In a race where they’re sure to go off hard, it may just fall into his lap. “He doesn’t want to be in front too long”, O’Brien confirmed with uncharacteristic understatement, “but if things fell for him he might be right there”.

‘The lads’ are triple-handed in the Mile as well, a race in which Aidan is 0 from 19 to date. It is a bit of a hex race from a British and Irish perspective, with no winner since Ridgewood Pearl in 1995. Gustav Klimt could be the main hope. “Ryan was delighted with him after Haydock [G1 Sprint Cup], and we wanted to give him another chance at a mile. He’s a well balanced horse who travels and quickens well”.

I Can Fly may also run here having been seen flashing home in the Queen Elizabeth II Stakes behind Roaring Lion last weekend. Her trainer said, “She was comfortable back at a mile, and Donnacha was delighted with her. The QE II was a great run”.

Happily completes the trio, and “she’s coming to herself; there might be a little more to come. A flat mile will suit her well. We’re looking forward to her if she gets a good draw”.
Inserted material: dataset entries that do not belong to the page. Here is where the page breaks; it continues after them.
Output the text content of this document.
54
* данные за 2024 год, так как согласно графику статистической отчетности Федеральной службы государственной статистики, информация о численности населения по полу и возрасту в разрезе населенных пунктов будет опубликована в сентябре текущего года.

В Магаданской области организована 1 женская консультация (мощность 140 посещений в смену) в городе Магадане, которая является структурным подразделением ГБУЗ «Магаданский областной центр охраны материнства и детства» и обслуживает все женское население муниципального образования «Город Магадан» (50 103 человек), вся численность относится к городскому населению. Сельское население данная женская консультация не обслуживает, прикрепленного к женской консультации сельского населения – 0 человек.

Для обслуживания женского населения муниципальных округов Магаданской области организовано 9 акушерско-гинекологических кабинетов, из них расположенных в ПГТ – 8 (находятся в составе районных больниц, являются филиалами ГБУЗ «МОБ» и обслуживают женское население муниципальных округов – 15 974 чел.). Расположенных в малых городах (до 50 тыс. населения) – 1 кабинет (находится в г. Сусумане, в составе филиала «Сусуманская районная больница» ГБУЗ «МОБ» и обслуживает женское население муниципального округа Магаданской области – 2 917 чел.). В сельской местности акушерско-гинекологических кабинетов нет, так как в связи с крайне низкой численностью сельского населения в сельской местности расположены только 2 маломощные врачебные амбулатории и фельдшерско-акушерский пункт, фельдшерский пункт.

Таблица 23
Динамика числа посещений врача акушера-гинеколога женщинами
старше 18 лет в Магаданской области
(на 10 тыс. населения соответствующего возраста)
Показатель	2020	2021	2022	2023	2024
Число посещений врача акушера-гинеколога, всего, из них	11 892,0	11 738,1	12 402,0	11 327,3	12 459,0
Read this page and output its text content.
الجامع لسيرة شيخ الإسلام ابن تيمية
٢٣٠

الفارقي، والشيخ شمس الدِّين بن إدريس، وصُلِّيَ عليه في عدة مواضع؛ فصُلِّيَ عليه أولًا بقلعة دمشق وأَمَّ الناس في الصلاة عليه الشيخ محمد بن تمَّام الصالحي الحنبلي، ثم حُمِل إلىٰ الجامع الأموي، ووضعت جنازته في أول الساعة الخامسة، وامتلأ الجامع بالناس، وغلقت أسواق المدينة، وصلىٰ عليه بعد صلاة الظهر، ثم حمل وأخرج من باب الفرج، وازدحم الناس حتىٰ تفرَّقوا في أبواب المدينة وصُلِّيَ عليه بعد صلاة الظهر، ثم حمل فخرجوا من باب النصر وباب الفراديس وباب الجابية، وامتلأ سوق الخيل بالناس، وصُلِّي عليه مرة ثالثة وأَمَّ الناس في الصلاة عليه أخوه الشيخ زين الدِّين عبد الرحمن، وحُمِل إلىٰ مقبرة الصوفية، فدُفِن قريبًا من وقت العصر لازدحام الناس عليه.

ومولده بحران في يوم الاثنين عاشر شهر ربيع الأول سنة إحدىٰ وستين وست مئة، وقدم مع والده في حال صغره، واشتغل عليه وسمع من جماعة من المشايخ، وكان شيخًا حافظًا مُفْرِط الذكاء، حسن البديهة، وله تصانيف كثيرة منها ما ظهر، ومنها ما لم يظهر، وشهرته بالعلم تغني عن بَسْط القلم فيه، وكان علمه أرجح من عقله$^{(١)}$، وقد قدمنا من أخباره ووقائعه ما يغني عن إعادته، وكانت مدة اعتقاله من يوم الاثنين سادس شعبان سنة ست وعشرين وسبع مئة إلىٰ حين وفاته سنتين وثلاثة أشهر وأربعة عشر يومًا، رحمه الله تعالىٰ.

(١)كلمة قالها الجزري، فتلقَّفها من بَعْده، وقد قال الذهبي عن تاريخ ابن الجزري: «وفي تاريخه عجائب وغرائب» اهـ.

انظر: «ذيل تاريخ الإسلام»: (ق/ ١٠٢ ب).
In the Turf, O’Brien will probably saddle Magical. “She has had an easy enough season, coming into the autumn a fresh filly.”

Regardless of what precedes it, the final note for Ballydoyle will be struck by Mendelssohn, last year’s Juvenile Turf winner who takes his chance in the Breeders’ Cup Classic. He’s been preparing on the dirt this season, including when a gallant third in the Jockey Club Gold Cup last time. There he battled Diversify through relentless early fractions and hung impressively tough to cling on for third.

“We’ve been happy with his three run prep”, reported O’Brien, “and we think he’s progressed with each run. Ryan was very happy with him the last day and we’re looking forward to it”.

It promises to be a spectacular 35th edition, with Europe holding no fewer than 49 entries, a record. The champion trainers of Britain and Ireland will both be relishing the prospect of adding to previous Breeders’ Cup victories to crown their respective seasons.